Wavefront preserving X-ray optics for Synchrotron and Free Electron Laser photon beam transport systems

• Published in: Physics reports Vol. 974; pp. 1 - 40
• Main Authors: Cocco, D., Cutler, G., Sanchez del Rio, M., Rebuffi, L., Shi, X., Yamauchi, K.
• Format: Journal Article
• Language: English
• Published: United States Elsevier B.V 29.08.2022; Elsevier
• Subjects: Diffraction limit; Mirror deformations; OTHER INSTRUMENTATION; Ultra precise mirrors; Wavefront diagnostics; Wavefront preservation; X-ray optic simulations; X-ray optics; Diffraction limit; Ultra precise mirrors; Wavefront diagnostics; X-ray optics; Mirror deformations; X-ray optic simulations; Wavefront preservation
• ISSN: 0370-1573; 1873-6270
• DOI: 10.1016/j.physrep.2022.05.001

In the last two decades, after the first light from the new Free Electron Lasers, either in the UV (FLASH [1] and FERMI@Elettra [2]) or X-ray (LCLS  [3] and SACLA [4]), more and more new diffraction limited sources have been either constructed or planned. Third generation storage rings are upgraded to provide a more collimated, brighter, and coherent light for the next generation experimental techniques. X-ray optics are the bridge between the light sources and the experimental stations. They are the key to the success of advanced experiments but also the potential bottleneck preventing the exploitation of the full characteristics of the source. The beam degradation originated by any mirror defect (either from mirror polishing or from contamination) is amplified with a coherent source.
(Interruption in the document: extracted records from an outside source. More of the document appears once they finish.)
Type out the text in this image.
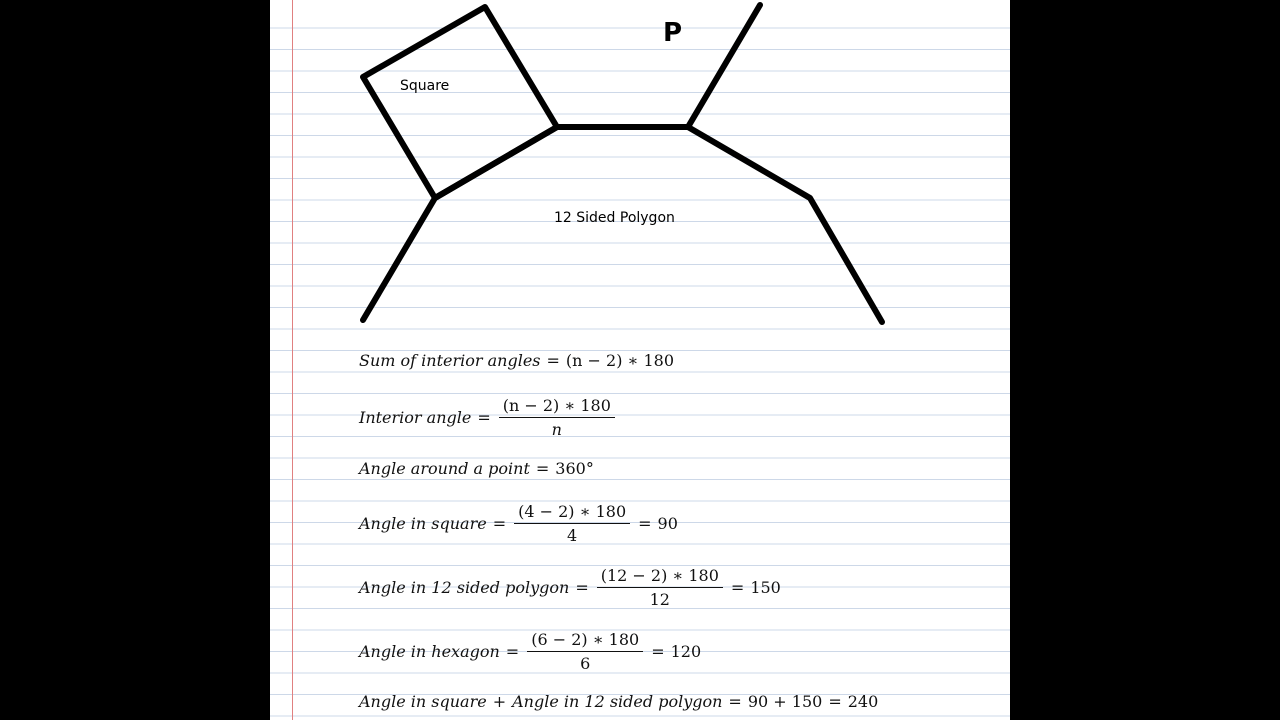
P
Square
12 Sided Polygon
Sum of interior angles = (n − 2) ∗ 180
Interior angle = $\frac{(n - 2) ∗ 180}{n}$
Angle around a point = 360°
Angle in square = $\frac{(4 - 2) ∗ 180}{4} = 90$
Angle in 12 sided polygon = $\frac{(12 - 2) ∗ 180}{12} = 150$
Angle in hexagon = $\frac{(6 - 2) ∗ 180}{6} = 120$
Angle in square + Angle in 12 sided polygon = 90 + 150 = 240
Delivering diffraction-limited spots, including the option for variable spot sizes in and out of focus, requires the control of the surface of the optics at the 1 nm rms level, if not better. At LCLS, only very recently [5] an almost perfectly uniform beam out of focus has been obtained in the hard X-rays. It has been obtained after two 1-m long mirrors with 0.5 nm rms shape precision (after installation). Those mirrors were not readily available just a decade ago. But, thanks to the pioneering work performed at the Osaka University [6,7], those optics are now commercially available with arbitrary tangential profiles. This new generation of mirrors permits achieving unprecedented results. However, they do not remove all road blocks to a perfect photon transport system. Instead, they highlighted the critical importance of mirror mounting, handling of the thermal deformation, and the need of advanced diagnostics to properly exploit all the new potentiality of these optics. Besides the need of “perfect” mirrors, other aspects of the beamline design and elements may impact the quality of the beam in the experimental station, from the lack of blaze gratings to the need of advanced simulation tools, just to cite two. In this article, after a brief historical excursus, we will present the current state of the art of mirrors, gratings, crystals, lenses, diagnostics, and simulation tools. The main problems yet to solve and a look ahead at what would be achievable in the next decade will give the reader an idea on the search for an almost ideal photon transport system and how the path toward experiments, not conceivable today, will unfold.